The battle is ongoing to dissuade — or prevent — the Mount Sinai Health System from shutting down the historic New York Eye and Ear Infirmary, which it is likely to sell to a developer after dispersing infirmary units to the Manhattan winds.

A group of doctors, conservators and elected officials held a press conference at 2:30 p.m. Tuesday at the Village Preservation at 232 E. 11th St. to call on the city to act to block the plan.

The Post first reported on June 15 Mount Sinai’s apparent goal of dismantling the 200-year-old infirmary’s departments, including its surgical and clinical units, and moving them to other facilities on Mount Sinai. Sinai around Manhattan.

Infirmary insiders had told us that Mount Sinai was stealthily moving doctors, lab facilities, and other departments out of the building so he could clear the bridge for a possible sale.

We reported that a sale of the historic century-old building at 218 Second Ave. and a more modern one next door at 310 E. 14th St., which is also part of the infirmary, could fetch up to $70 million based on the current values ​​of the residential development.

A doctor said at the time, “Mount Sinai is going to shut down this building and do everything they can to it.”

The hospital was the setting for the memorable scene of
The hospital was the setting for the memorable scene in “The Godfather” where Al Pacino saves Marlon Brando’s character Don Corleone from assassination.

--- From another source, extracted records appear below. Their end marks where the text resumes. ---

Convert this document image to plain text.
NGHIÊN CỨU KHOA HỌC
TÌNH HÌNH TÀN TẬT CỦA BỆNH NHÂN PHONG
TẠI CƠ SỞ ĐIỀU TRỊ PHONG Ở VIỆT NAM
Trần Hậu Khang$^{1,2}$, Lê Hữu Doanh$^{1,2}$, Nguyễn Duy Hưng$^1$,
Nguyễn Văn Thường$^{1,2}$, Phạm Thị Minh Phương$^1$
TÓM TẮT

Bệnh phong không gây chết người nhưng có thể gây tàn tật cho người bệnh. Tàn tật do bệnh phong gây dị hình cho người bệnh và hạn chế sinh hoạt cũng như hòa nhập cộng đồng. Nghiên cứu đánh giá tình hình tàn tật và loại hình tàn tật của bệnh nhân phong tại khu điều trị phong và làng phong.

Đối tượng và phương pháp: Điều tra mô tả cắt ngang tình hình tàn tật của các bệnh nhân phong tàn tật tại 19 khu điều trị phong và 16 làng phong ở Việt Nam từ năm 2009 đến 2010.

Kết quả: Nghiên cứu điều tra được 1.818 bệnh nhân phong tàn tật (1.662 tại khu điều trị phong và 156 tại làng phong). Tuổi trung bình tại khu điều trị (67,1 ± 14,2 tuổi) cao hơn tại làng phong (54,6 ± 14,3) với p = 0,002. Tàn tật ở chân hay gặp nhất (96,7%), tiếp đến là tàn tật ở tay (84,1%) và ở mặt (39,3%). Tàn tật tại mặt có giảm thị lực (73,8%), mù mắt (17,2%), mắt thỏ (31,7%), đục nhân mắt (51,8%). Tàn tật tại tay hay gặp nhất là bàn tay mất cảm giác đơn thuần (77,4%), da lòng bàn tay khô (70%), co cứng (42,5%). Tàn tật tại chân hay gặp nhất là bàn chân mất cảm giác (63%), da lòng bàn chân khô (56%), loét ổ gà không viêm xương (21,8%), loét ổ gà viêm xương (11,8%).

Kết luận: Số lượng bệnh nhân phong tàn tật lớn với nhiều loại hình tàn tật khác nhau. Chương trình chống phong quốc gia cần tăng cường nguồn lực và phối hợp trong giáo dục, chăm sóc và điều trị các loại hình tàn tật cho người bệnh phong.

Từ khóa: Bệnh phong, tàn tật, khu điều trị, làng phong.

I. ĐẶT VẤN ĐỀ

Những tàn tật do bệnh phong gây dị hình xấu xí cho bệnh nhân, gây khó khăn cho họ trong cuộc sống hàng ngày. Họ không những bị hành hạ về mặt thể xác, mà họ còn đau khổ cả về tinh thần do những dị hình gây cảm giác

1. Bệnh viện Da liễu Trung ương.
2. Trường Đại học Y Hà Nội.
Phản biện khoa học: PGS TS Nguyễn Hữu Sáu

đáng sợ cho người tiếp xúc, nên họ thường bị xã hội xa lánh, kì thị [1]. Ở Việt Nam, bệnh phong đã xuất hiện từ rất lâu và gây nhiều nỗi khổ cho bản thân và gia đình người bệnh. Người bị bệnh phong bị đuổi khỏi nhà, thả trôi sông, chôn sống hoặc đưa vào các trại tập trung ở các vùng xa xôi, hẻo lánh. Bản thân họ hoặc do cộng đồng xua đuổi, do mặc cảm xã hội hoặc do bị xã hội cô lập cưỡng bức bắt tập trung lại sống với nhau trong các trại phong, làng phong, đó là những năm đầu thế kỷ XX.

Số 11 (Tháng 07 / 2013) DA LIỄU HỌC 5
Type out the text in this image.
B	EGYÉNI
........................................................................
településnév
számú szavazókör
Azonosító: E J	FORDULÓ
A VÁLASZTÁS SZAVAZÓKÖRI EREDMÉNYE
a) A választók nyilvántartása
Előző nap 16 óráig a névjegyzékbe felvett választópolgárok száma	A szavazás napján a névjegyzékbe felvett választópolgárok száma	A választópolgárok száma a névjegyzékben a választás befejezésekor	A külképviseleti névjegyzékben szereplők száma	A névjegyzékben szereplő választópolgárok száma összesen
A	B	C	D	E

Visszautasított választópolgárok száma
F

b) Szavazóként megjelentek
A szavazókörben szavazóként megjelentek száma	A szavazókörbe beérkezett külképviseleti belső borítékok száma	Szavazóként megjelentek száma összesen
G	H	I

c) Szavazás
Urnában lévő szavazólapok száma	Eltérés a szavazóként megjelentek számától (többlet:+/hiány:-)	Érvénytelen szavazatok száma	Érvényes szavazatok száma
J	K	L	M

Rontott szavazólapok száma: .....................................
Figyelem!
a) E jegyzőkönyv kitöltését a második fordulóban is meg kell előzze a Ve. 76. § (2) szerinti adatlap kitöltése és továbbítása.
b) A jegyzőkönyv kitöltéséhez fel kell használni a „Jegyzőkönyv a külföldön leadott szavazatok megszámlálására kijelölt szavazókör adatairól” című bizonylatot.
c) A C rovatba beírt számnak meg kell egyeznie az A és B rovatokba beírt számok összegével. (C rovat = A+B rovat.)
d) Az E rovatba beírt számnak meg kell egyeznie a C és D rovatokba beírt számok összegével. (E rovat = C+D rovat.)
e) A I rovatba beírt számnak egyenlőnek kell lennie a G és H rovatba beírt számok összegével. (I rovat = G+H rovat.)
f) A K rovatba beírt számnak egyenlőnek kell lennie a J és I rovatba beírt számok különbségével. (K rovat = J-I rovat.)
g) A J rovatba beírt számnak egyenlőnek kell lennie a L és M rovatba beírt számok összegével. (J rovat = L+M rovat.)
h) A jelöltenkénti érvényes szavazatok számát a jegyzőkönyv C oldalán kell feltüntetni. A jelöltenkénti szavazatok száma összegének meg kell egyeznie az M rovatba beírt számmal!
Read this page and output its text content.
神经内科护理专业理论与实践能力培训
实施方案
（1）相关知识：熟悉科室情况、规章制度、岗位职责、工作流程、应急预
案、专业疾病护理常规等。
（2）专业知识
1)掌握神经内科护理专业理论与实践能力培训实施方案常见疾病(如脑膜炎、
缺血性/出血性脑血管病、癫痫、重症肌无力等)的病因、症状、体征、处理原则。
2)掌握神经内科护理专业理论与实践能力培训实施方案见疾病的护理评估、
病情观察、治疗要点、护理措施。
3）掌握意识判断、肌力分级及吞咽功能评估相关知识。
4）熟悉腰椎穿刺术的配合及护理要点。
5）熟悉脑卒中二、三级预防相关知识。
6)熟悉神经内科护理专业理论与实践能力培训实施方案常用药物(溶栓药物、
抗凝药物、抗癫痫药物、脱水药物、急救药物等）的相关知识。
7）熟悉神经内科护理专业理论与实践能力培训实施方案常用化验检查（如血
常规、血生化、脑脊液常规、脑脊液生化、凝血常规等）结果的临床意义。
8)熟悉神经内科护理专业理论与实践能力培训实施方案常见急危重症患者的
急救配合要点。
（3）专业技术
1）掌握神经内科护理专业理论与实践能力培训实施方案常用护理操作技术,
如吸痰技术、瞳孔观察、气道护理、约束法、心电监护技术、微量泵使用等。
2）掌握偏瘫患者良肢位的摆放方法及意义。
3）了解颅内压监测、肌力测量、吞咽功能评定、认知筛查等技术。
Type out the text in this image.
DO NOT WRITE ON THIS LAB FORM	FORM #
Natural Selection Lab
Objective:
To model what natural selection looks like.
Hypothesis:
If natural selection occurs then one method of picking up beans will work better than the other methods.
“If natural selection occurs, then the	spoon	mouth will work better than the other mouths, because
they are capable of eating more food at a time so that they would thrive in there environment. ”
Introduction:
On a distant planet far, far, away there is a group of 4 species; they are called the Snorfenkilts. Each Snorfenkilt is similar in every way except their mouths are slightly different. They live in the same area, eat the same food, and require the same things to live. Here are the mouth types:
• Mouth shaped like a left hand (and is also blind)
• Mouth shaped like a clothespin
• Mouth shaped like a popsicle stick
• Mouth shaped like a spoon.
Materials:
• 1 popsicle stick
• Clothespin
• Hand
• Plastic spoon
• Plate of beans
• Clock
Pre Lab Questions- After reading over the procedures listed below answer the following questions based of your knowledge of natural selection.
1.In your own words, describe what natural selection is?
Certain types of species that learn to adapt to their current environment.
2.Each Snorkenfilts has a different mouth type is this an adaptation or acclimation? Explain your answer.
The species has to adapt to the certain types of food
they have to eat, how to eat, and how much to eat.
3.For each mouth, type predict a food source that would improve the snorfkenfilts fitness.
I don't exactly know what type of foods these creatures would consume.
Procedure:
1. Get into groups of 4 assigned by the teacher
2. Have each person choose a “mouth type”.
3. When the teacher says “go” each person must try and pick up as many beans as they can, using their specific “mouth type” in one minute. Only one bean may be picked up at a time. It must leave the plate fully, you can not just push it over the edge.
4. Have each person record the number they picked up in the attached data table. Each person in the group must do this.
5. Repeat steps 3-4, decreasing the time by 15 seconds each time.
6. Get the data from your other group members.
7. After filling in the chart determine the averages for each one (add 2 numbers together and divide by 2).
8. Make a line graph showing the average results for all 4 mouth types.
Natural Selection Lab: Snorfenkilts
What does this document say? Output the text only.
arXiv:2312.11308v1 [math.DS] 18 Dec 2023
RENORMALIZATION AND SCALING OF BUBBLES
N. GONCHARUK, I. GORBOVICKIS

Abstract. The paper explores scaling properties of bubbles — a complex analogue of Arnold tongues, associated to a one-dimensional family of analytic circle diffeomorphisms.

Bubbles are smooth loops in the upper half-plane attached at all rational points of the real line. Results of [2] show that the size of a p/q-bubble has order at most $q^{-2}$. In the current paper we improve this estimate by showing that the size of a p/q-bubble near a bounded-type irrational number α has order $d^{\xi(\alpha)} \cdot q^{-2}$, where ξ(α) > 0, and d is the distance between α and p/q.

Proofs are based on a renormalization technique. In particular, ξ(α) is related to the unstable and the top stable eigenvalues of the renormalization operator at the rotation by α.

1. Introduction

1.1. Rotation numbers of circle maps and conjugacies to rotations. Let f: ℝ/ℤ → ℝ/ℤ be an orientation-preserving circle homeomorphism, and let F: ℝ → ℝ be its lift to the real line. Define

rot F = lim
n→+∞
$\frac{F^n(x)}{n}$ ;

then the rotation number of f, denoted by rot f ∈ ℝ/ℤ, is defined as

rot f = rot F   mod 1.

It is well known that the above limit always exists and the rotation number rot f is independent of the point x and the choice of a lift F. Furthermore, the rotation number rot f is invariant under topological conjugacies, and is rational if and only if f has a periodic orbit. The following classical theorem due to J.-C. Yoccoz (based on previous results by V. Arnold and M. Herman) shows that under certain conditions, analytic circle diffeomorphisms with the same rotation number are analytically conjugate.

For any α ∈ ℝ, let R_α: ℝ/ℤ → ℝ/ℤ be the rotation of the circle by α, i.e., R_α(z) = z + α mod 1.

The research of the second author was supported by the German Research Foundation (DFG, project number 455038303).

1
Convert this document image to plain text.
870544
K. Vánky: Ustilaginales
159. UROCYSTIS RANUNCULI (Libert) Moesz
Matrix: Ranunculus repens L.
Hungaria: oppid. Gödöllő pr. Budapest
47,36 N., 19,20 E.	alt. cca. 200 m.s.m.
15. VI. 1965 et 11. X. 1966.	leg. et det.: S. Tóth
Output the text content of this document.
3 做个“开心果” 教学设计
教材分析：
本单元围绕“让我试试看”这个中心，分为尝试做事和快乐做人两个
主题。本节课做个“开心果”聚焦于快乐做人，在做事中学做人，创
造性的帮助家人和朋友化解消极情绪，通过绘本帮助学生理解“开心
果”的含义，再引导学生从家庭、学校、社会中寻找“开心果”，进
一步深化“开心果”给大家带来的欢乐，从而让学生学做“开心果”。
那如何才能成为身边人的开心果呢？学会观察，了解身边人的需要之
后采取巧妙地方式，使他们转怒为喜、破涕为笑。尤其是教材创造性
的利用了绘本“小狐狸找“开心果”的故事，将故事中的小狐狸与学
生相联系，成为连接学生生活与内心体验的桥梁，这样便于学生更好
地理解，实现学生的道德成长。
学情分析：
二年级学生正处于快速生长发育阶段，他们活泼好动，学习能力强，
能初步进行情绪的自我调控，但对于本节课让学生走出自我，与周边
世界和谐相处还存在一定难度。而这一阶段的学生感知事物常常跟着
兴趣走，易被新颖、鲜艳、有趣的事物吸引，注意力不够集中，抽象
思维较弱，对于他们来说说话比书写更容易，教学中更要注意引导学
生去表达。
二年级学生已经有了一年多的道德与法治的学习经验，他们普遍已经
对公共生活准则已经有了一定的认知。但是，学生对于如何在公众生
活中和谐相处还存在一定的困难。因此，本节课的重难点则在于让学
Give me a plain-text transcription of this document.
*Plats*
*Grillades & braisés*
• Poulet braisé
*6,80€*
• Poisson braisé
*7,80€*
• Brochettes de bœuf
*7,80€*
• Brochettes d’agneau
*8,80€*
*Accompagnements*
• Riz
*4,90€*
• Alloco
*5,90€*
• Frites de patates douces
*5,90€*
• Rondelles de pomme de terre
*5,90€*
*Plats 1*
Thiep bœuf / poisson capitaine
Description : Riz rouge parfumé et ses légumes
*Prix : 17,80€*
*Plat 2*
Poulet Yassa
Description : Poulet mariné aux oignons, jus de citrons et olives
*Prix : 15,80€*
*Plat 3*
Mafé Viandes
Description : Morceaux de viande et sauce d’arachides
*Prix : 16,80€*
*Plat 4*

Crain’s recently released details about how Mt. Sinai would relocate the infirmary units, but the hospital system again declined to comment on its plans for 218 Second Ave.

The weathered old building served as the setting for the memorable scene in “The Godfather” where Al Pacino saves Marlon Brando’s Don Corleone character from assassination.

A city landmark designation would prevent a new owner from demolishing the structure.

Tuesday’s press conference will feature Andrew Berman, director of the Greenwich Village Society for Historic Preservation, doctors and nursing staff, District 74 State Assemblyman Harvey Epstein, and d other elected officials.